Além disso, decisão anterior do STF, em julgamento de igual natureza, deixa claro que o conceito de imparcialidade é vocacionado apenas ao sistema judiciário, não se aplicando aos processos político-jurídicos. A sentença em questão refere-se à ação de controle de constitucionalidade 378, julgada em 17 de dezembro de 2015.”

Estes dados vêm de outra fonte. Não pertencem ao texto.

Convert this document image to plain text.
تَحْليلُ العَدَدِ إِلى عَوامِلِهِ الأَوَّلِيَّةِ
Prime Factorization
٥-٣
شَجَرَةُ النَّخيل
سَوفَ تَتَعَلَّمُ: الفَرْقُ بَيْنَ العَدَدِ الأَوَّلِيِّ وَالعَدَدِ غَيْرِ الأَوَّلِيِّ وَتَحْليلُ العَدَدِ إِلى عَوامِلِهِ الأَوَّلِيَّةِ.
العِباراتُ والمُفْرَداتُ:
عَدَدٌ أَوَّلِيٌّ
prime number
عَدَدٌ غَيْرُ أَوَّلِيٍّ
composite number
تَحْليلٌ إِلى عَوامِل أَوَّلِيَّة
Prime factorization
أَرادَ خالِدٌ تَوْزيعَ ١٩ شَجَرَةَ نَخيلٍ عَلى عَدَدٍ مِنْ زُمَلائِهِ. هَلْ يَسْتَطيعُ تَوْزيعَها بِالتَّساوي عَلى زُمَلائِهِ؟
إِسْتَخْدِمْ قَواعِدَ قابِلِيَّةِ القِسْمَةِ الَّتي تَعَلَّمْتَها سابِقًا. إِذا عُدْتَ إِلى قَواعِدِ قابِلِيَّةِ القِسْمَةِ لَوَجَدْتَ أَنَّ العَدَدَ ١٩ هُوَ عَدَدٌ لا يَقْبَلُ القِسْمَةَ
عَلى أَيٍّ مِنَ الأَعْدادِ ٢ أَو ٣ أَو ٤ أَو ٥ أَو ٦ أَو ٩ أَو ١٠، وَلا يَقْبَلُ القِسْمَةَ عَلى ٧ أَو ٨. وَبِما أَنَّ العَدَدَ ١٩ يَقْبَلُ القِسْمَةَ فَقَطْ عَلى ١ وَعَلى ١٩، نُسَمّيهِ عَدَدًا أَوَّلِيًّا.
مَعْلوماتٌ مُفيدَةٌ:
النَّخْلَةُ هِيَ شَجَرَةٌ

E continua: “Caso o conceito de impessoalidade fosse levado em conta em processos que ocorrem no território político, como este em questão, nenhum parlamentar estaria apto a proferir julgamento, pois é comum que políticos pertençam à base do governo ou representem oposição.
Portanto, tudo ocorreu dentro do que prevê a jurisprudência para esse tipo de processo, sob orientação da secretaria jurídica da Câmara. Além disso, as decisões do vereador foram amparadas pelas evidências apuradas ao longo da comissão processante e confirmam os apontamentos da denúncia que originou o processo.”
Especialista analisa
Nesta segunda-feira (2), o repórter André Fazano conversou com o especialista em Direito Público, Jomar Bellini.
Na entrevista, o advogado e professor universitário considera forte a argumentação do recurso apresentado pela defesa prefeito cassado, mas acredita que o retorno de José Crespo ao cargo pode causar uma inconsistência jurídica que poderia prejudicar a cidade.